15.4 Memory Locality
The key to understanding efficiency of matrix and vector representations is memory locality and reference passing versus copying.
CPUs on computers bring in memory in blocks through layers of caches. Fetching from memory is much slower than performing arithmetic operations. The only way to make container operations fast is to respect memory locality and access elements that are close together in memory sequentially in the program.
Matrices are stored internally in column-major order. That is, an \(M \times N\) matrix stores its elements in the order \[ (1,1), (2, 1), \ldots, (M, 1), (1, 2), \ldots, (M, 2), \ldots, (1, N), \ldots, (M, N). \]
This means that it’s much more efficient to write loops over matrices column by column, as in the following example.
matrix[M, N] a; ... for (n in 1:N) for (m in 1:M) ... do something with a[m, n] ...
It also follows that pulling a row out of a matrix is not memory local, as it has to stride over the whole sequence of values. It also requires a copy operation into a new data structure as it is not stored internally as a unit in a matrix. For sequential access to row vectors in a matrix, it is much better to use an array of row vectors, as in the following example.
row_vector[N] a[M]; ... for (m in 1:M) ... do something with row vector a[m] ...

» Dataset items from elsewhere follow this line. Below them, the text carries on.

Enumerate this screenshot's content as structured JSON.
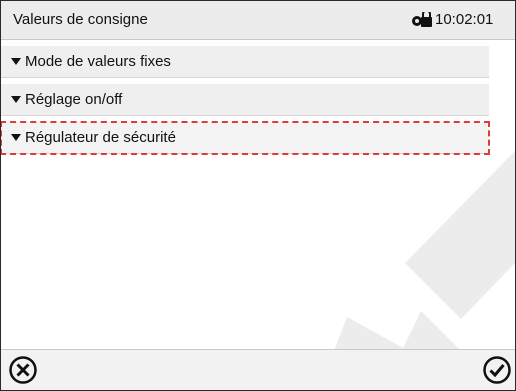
{
  "header": {
    "title": "Valeurs de consigne",
    "lock_icon": "lock-icon",
    "time": "10:02:01"
  },
  "menu": {
    "items": [
      {
        "label": "Mode de valeurs fixes",
        "icon": "triangle-down-icon",
        "selected": false
      },
      {
        "label": "Réglage on/off",
        "icon": "triangle-down-icon",
        "selected": false
      },
      {
        "label": "Régulateur de sécurité",
        "icon": "triangle-down-icon",
        "selected": true
      }
    ]
  },
  "footer": {
    "cancel_icon": "cancel-icon",
    "confirm_icon": "confirm-icon"
  },
  "colors": {
    "header_bg": "#ececec",
    "selection_outline": "#e03a3a",
    "watermark": "#ececec"
  }
}
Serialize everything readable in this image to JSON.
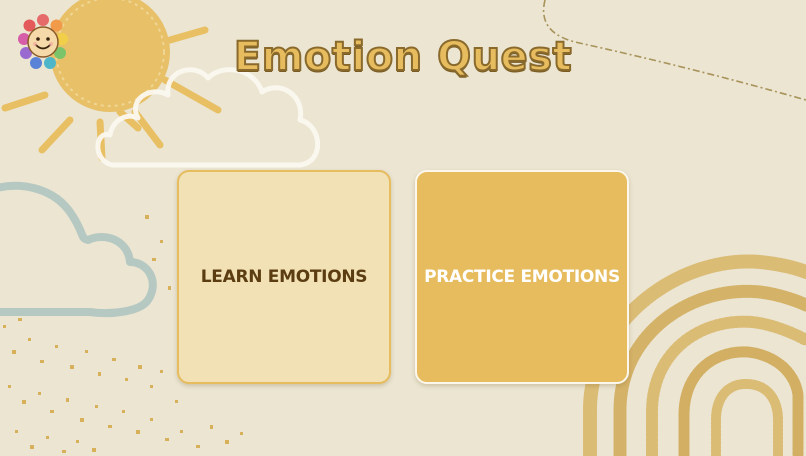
{
  "app": {
    "title": "Emotion Quest"
  },
  "logo": {
    "icon": "smiley-flower-logo-icon"
  },
  "menu": {
    "learn_label": "LEARN EMOTIONS",
    "practice_label": "PRACTICE EMOTIONS"
  },
  "colors": {
    "background": "#ebe5d2",
    "accent_gold": "#e6bc5e",
    "card_light": "#f1e1b5",
    "text_brown": "#5c3d12",
    "text_white": "#ffffff",
    "cloud_teal": "#b6c8c2"
  }
}
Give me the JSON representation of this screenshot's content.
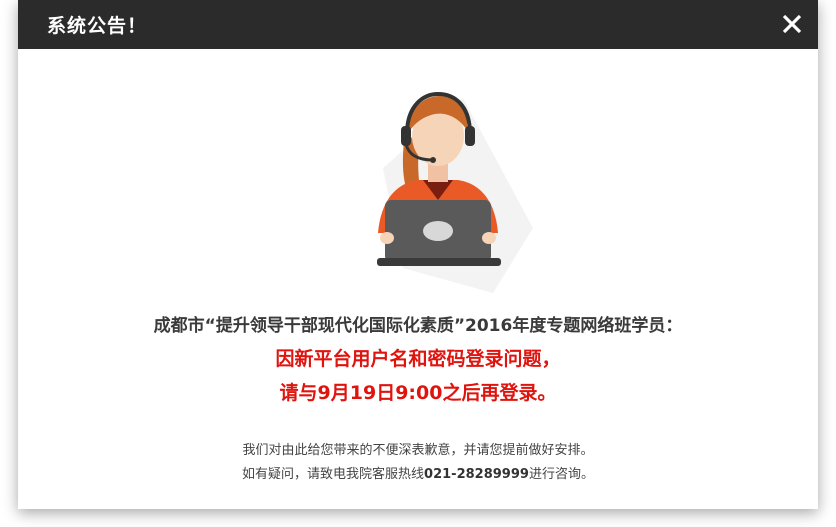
{
  "dialog": {
    "title": "系统公告！",
    "close_icon": "close-icon"
  },
  "illustration": {
    "icon": "customer-service-agent-icon",
    "colors": {
      "hair": "#c8692a",
      "skin": "#f6d4b8",
      "shirt": "#ea5a26",
      "laptop": "#5a5a5a",
      "headset": "#333333"
    }
  },
  "notice": {
    "line1": "成都市“提升领导干部现代化国际化素质”2016年度专题网络班学员：",
    "line2": "因新平台用户名和密码登录问题，",
    "line3": "请与9月19日9:00之后再登录。",
    "line4": "我们对由此给您带来的不便深表歉意，并请您提前做好安排。",
    "line5_prefix": "如有疑问，请致电我院客服热线",
    "line5_phone": "021-28289999",
    "line5_suffix": "进行咨询。"
  },
  "colors": {
    "header_bg": "#2b2b2b",
    "alert_red": "#e0140f",
    "text_dark": "#3a3a3a"
  }
}
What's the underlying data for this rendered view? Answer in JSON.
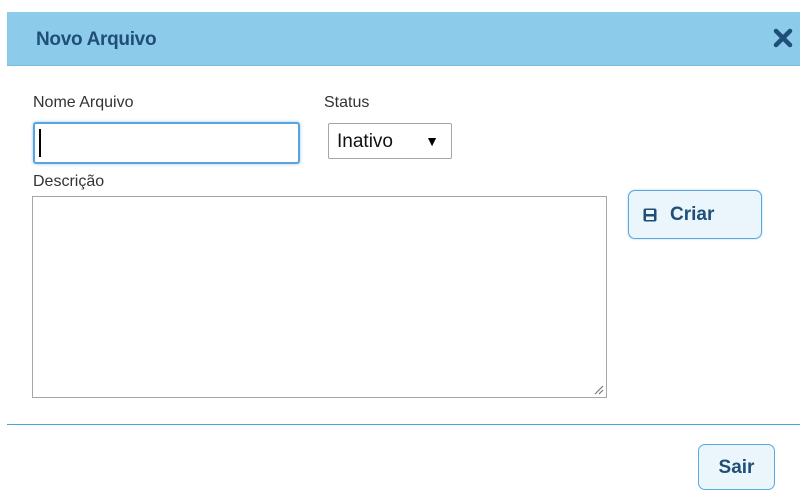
{
  "dialog": {
    "title": "Novo Arquivo",
    "close_icon": "close-icon"
  },
  "form": {
    "name_label": "Nome Arquivo",
    "name_value": "",
    "status_label": "Status",
    "status_selected": "Inativo",
    "status_arrow": "▼",
    "description_label": "Descrição",
    "description_value": ""
  },
  "actions": {
    "create_label": "Criar",
    "create_icon": "save-icon",
    "exit_label": "Sair"
  },
  "colors": {
    "titlebar_bg": "#8dcbea",
    "title_text": "#1f4e79",
    "input_focus_border": "#5ba3dc",
    "button_bg": "#eaf5fc",
    "button_border": "#5aa8dd",
    "divider": "#4aa3d9"
  }
}
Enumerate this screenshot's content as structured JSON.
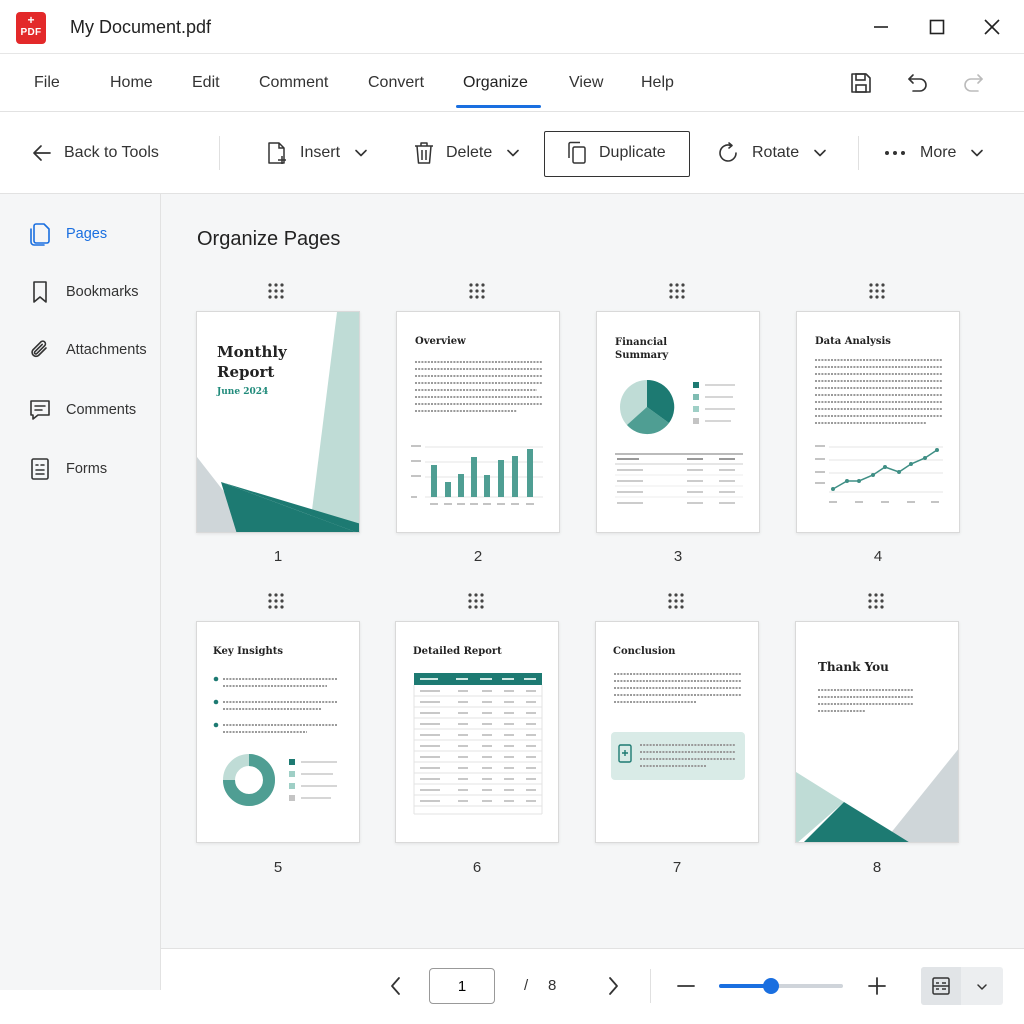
{
  "window": {
    "title": "My Document.pdf",
    "logo_plus": "+",
    "logo_text": "PDF",
    "controls": [
      "minimize",
      "maximize",
      "close"
    ]
  },
  "menu": {
    "items": [
      "File",
      "Home",
      "Edit",
      "Comment",
      "Convert",
      "Organize",
      "View",
      "Help"
    ],
    "active": "Organize",
    "accent": "#1a6fe0"
  },
  "toolbar": {
    "back": "Back to Tools",
    "insert": "Insert",
    "delete": "Delete",
    "duplicate": "Duplicate",
    "rotate": "Rotate",
    "more": "More"
  },
  "sidebar": {
    "items": [
      {
        "label": "Pages",
        "icon": "pages-icon"
      },
      {
        "label": "Bookmarks",
        "icon": "bookmark-icon"
      },
      {
        "label": "Attachments",
        "icon": "paperclip-icon"
      },
      {
        "label": "Comments",
        "icon": "comment-icon"
      },
      {
        "label": "Forms",
        "icon": "form-icon"
      }
    ],
    "active": "Pages"
  },
  "main": {
    "title": "Organize Pages",
    "pages": [
      {
        "num": "1",
        "title": "Monthly Report",
        "subtitle": "June 2024"
      },
      {
        "num": "2",
        "title": "Overview"
      },
      {
        "num": "3",
        "title": "Financial Summary"
      },
      {
        "num": "4",
        "title": "Data Analysis"
      },
      {
        "num": "5",
        "title": "Key Insights"
      },
      {
        "num": "6",
        "title": "Detailed Report"
      },
      {
        "num": "7",
        "title": "Conclusion"
      },
      {
        "num": "8",
        "title": "Thank You"
      }
    ]
  },
  "bottom": {
    "current_page": "1",
    "separator": "/",
    "total_pages": "8",
    "zoom_fraction": 0.42
  },
  "colors": {
    "teal_dark": "#1d7a72",
    "teal_light": "#bfdcd6",
    "grey_shape": "#cfd6d9"
  }
}
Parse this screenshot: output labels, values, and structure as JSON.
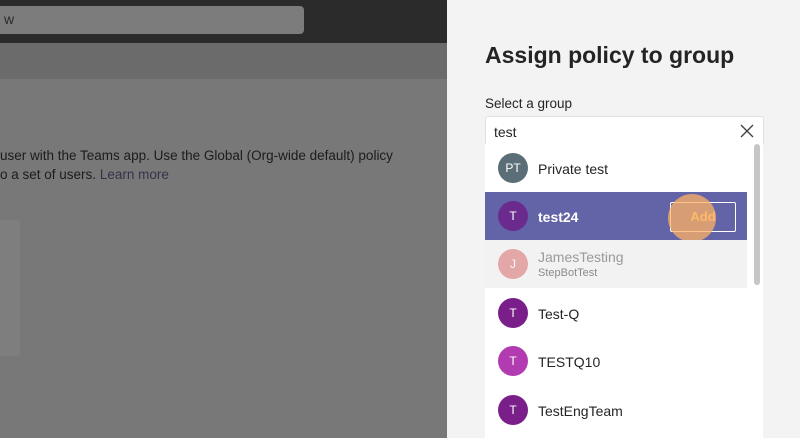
{
  "background": {
    "search_placeholder_fragment": "w",
    "description_line1": "user with the Teams app. Use the Global (Org-wide default) policy",
    "description_line2_prefix": "o a set of users.",
    "learn_more": "Learn more"
  },
  "panel": {
    "title": "Assign policy to group",
    "field_label": "Select a group",
    "search_value": "test",
    "results": [
      {
        "initials": "PT",
        "name": "Private test",
        "subtitle": "",
        "avatar_color": "#5b6e78",
        "state": "normal"
      },
      {
        "initials": "T",
        "name": "test24",
        "subtitle": "",
        "avatar_color": "#6b2a8e",
        "state": "selected"
      },
      {
        "initials": "J",
        "name": "JamesTesting",
        "subtitle": "StepBotTest",
        "avatar_color": "#d96a6a",
        "state": "disabled"
      },
      {
        "initials": "T",
        "name": "Test-Q",
        "subtitle": "",
        "avatar_color": "#7a1f8a",
        "state": "normal"
      },
      {
        "initials": "T",
        "name": "TESTQ10",
        "subtitle": "",
        "avatar_color": "#b23bb1",
        "state": "normal"
      },
      {
        "initials": "T",
        "name": "TestEngTeam",
        "subtitle": "",
        "avatar_color": "#7a1f8a",
        "state": "normal"
      }
    ],
    "add_label": "Add"
  },
  "colors": {
    "accent": "#6264a7",
    "overlay": "#787878"
  },
  "icons": {
    "clear": "close-icon"
  }
}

Even if what is done involves a function call, the row vector
a[m] will not have to be copied.
Arrays are stored internally following their data structure. That means a two dimensional array is stored in row-major order. Thus it is efficient to pull out a “row” of a two-dimensional array.
real a[M, N]; ... for (m in 1:M) ... do something with a[m] ...
A difference with matrices is that the entries
a[m] in the two
dimensional array are not necessarily adjacent in memory, so there are
no guarantees on iterating over all the elements in a two-dimensional
array will provide memory locality across the “rows.”